My research includes the assessment of obesity biomarkers as indicators of nutritional interventions impact, the design of an animal model of cafeteria diet induced obesity in rats, with specific Costa Rican foods. As PI of the Latin American Nutrition and Health Study (ELANS) I am leading the dietary assessment of urban Costa Rican population.
In addition, I have supervised several undergraduate research students, participated as speaker in national and international conferences and produced several peer-reviewed publications.
Adam Drewnowski, PhD
University of Washington
USA
Prof. Dr. Adam Drewnowski is the Director of the Center for Public Health Nutrition at the University of Washington. He also directs the UW Nutritional Sciences Program and the UW Center for Obesity Research, and is Joint Member of the Fred Hutchinson Cancer Research Center in Seattle.
Dr. Drewnowski obtained his MA degree in biochemistry at Balliol College, Oxford University, and PhD degree in psychology at The Rockefeller University in New York. His early studies on hunger, appetite, and satiety have helped the food industry develop innovative foods and beverages for better weight and health. His work on nutrient profiling led the field in helping consumers identify foods that are nutrient-rich, affordable, accessible, and appealing. The Nutrient Rich Foods (NRF) Index is a widely accepted tool to assess nutrient density of foods, meals, and total diets. The Affordability Index measures calories and nutrients per penny. Other metrics address the sustainability of the current food supply in relation to greenhouse gas emissions and environmental cost.

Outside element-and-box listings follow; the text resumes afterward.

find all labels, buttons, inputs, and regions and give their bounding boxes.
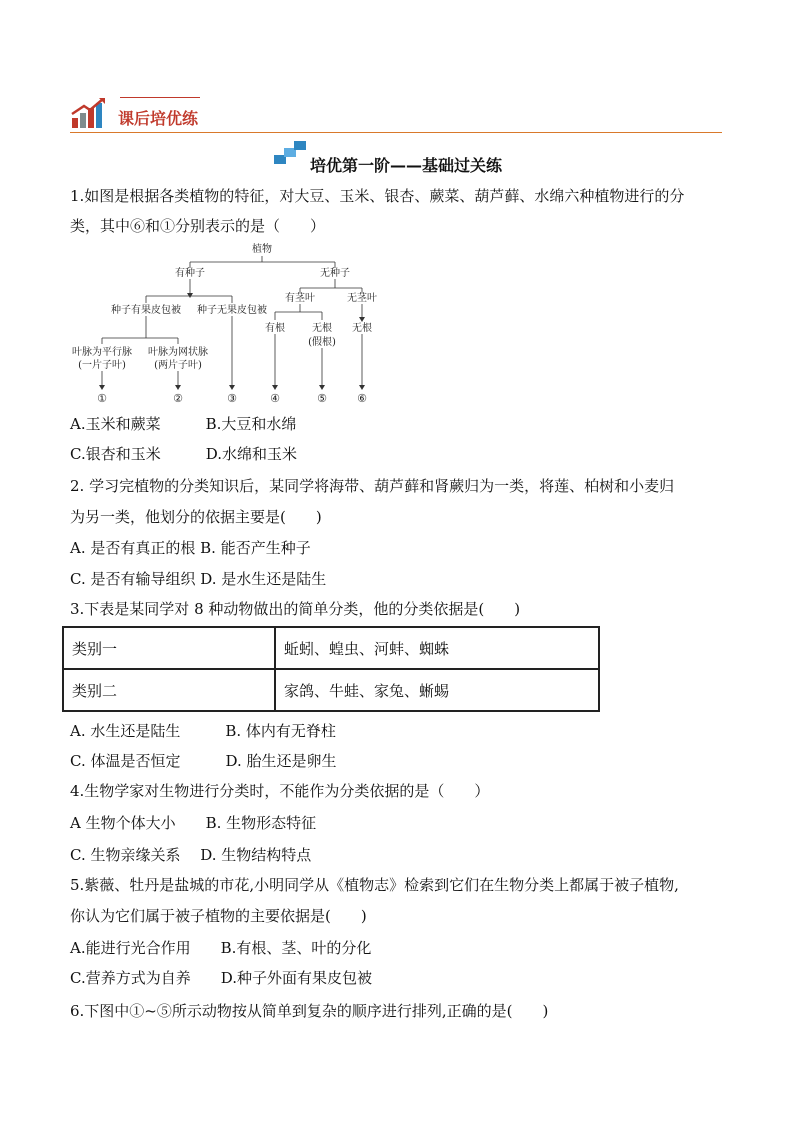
q1-stem-line1: 1.如图是根据各类植物的特征，对大豆、玉米、银杏、蕨菜、葫芦藓、水绵六种植物进行的分 bbox=[70, 187, 685, 205]
tree-has-root: 有根 bbox=[265, 323, 285, 334]
tree-parallel: 叶脉为平行脉 bbox=[72, 347, 132, 358]
tree-false-root: (假根) bbox=[308, 337, 336, 348]
q3-classification-table bbox=[62, 626, 600, 712]
q5-options-cd: C.营养方式为自养 D.种子外面有果皮包被 bbox=[70, 969, 372, 987]
tree-leaf-2: ② bbox=[173, 392, 183, 405]
q4-stem: 4.生物学家对生物进行分类时，不能作为分类依据的是（ ） bbox=[70, 782, 490, 800]
tree-root: 植物 bbox=[252, 244, 272, 255]
table-cell-label: 类别二 bbox=[63, 669, 275, 711]
q3-options-ab: A. 水生还是陆生 B. 体内有无脊柱 bbox=[70, 722, 336, 740]
tree-leaf-3: ③ bbox=[227, 392, 237, 405]
q2-options-ab: A. 是否有真正的根 B. 能否产生种子 bbox=[70, 539, 311, 557]
q5-options-ab: A.能进行光合作用 B.有根、茎、叶的分化 bbox=[70, 939, 372, 957]
tree-covered: 种子有果皮包被 bbox=[111, 305, 181, 316]
q5-stem-line1: 5.紫薇、牡丹是盐城的市花,小明同学从《植物志》检索到它们在生物分类上都属于被子植物, bbox=[70, 876, 679, 894]
q3-options-cd: C. 体温是否恒定 D. 胎生还是卵生 bbox=[70, 752, 337, 770]
q2-options-cd: C. 是否有输导组织 D. 是水生还是陆生 bbox=[70, 570, 327, 588]
table-row bbox=[63, 669, 599, 711]
q4-options-ab: A 生物个体大小 B. 生物形态特征 bbox=[70, 814, 317, 832]
tree-net-sub: (两片子叶) bbox=[154, 360, 202, 371]
tree-leaf-6: ⑥ bbox=[357, 392, 367, 405]
tree-no-stem-leaf: 无茎叶 bbox=[347, 293, 377, 304]
tree-no-root-2: 无根 bbox=[352, 323, 372, 334]
tree-seed: 有种子 bbox=[175, 268, 205, 279]
table-cell-value: 蚯蚓、蝗虫、河蚌、蜘蛛 bbox=[275, 627, 599, 669]
table-row bbox=[63, 627, 599, 669]
tree-leaf-5: ⑤ bbox=[317, 392, 327, 405]
tree-net: 叶脉为网状脉 bbox=[148, 347, 208, 358]
table-cell-value: 家鸽、牛蛙、家兔、蜥蜴 bbox=[275, 669, 599, 711]
q2-stem-line1: 2. 学习完植物的分类知识后，某同学将海带、葫芦藓和肾蕨归为一类，将莲、柏树和小麦归 bbox=[70, 477, 675, 495]
q2-stem-line2: 为另一类，他划分的依据主要是( ) bbox=[70, 508, 322, 526]
header-rule bbox=[70, 132, 722, 133]
header-accent-line bbox=[120, 97, 200, 98]
tree-parallel-sub: (一片子叶) bbox=[78, 360, 126, 371]
plant-classification-tree bbox=[60, 238, 400, 408]
table-cell-label: 类别一 bbox=[63, 627, 275, 669]
section-title: 培优第一阶——基础过关练 bbox=[310, 156, 503, 175]
section-icon bbox=[274, 141, 308, 165]
tree-no-root: 无根 bbox=[312, 323, 332, 334]
tree-stem-leaf: 有茎叶 bbox=[285, 293, 315, 304]
header-logo-icon bbox=[70, 96, 108, 130]
tree-noseed: 无种子 bbox=[320, 268, 350, 279]
q6-stem: 6.下图中①~⑤所示动物按从简单到复杂的顺序进行排列,正确的是( ) bbox=[70, 1002, 549, 1020]
q1-options-cd: C.银杏和玉米 D.水绵和玉米 bbox=[70, 445, 297, 463]
tree-naked: 种子无果皮包被 bbox=[197, 305, 267, 316]
q1-stem-line2: 类，其中⑥和①分别表示的是（ ） bbox=[70, 217, 326, 235]
q5-stem-line2: 你认为它们属于被子植物的主要依据是( ) bbox=[70, 907, 367, 925]
tree-leaf-4: ④ bbox=[270, 392, 280, 405]
tree-leaf-1: ① bbox=[97, 392, 107, 405]
q3-stem: 3.下表是某同学对 8 种动物做出的简单分类，他的分类依据是( ) bbox=[70, 600, 521, 618]
q4-options-cd: C. 生物亲缘关系 D. 生物结构特点 bbox=[70, 846, 312, 864]
q1-options-ab: A.玉米和蕨菜 B.大豆和水绵 bbox=[70, 415, 297, 433]
header-title: 课后培优练 bbox=[118, 109, 199, 128]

Nutrient profiling methods have helped the food industry align product portfolios with national and international guidelines. Dr. Drewnowski ‘s work on diet quality and cost has identified unequal access to healthy foods as one of the socioeconomic determinants of health.
Dr. Drewnowski is a trustee of the International Life Sciences Institute (ILSI) and chair of the board of trustees of the ILSI Research Foundation. He advises governments, foundations, NGOs, and the private sector on geopolitical strategies related to diets and health.
Regina Fisberg, PhD
University of São Paulo
Brazil
Wen-Harn Pan, PhD
Academia Sinica
Taiwan
Dr. Wen-Harn Pan graduated from National Taiwan University (Agricultural Chemistry) in 1976 and obtained her Nutrition PhD from Cornell University in 1983. During the period of 1983 to1986, she received her NHLBI post-doctoral training in cardiovascular epidemiology, statistics, and nutrition at the Department of Preventive Medicine, Northwestern University.

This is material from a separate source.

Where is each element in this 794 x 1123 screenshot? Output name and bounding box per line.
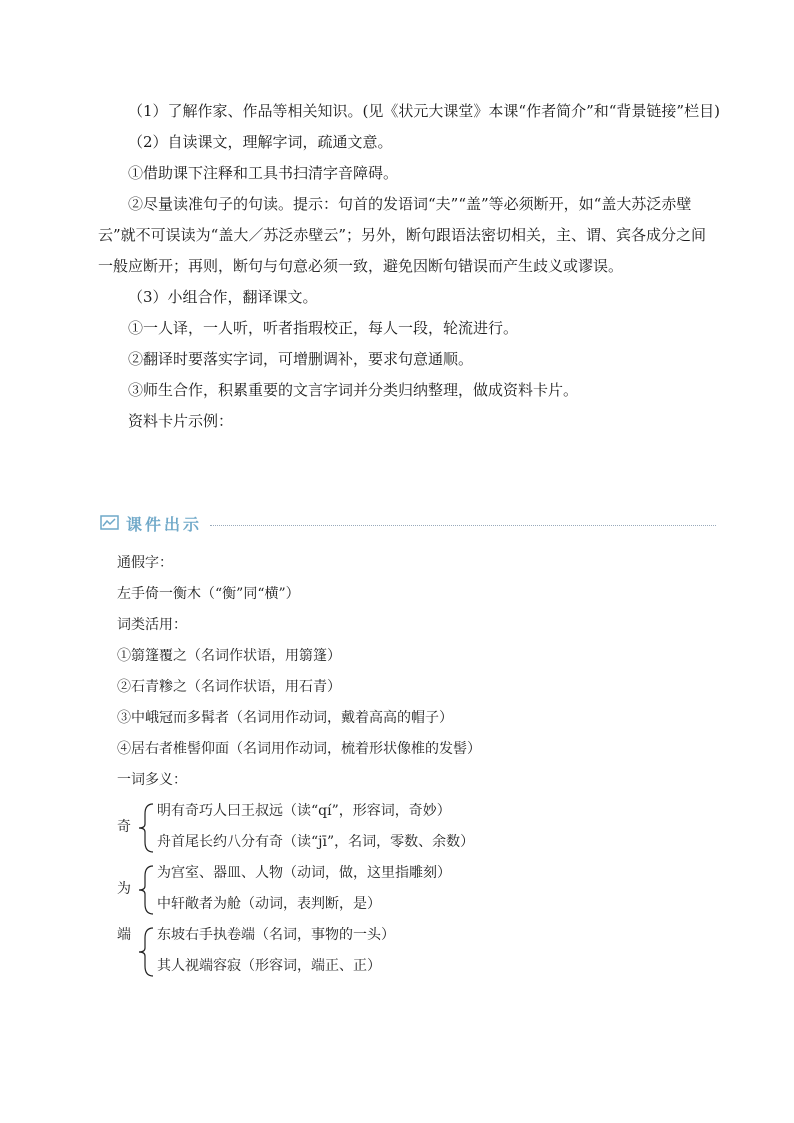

She had been an associate research professor since 1987 and became professor since 1994 in the Institute of Biomedical Sciences, Academia Sinica, Taiwan. From 2011-2013, she had been appointed as the director for Division of Preventive Medicine and Health Services Research in National Health Research Institutes, Taiwan.
Dr. Pan has established a community-based cardiovascular cohort study in Chu-Dong and Putze since 1989. She has led the Nutrition and Health Survey in Taiwan since 1992. She also established the Taiwan Han Chinese DNA and Genome Bank and AS multicenter young onset hypertension cohort. Dr. Pan has more than 260 publications and currently engages in food-disease metabolomics research, dietary therapy for geriatric diseases and worksite health body promotion programs.
She obtained Outstanding Research Award from Taiwan Society of Nutrition in 2004, Lifetime Achievement Award from Asia Pacific Society of Clinical Nutrition in 2010, and Outstanding Contributions in Science & Technology Award of Executive Yuan, Taiwan in 2015. She has served in various national and international committees and research activities concerning nutrition, cardiometabolic disease epidemiology, omics, and public health policy.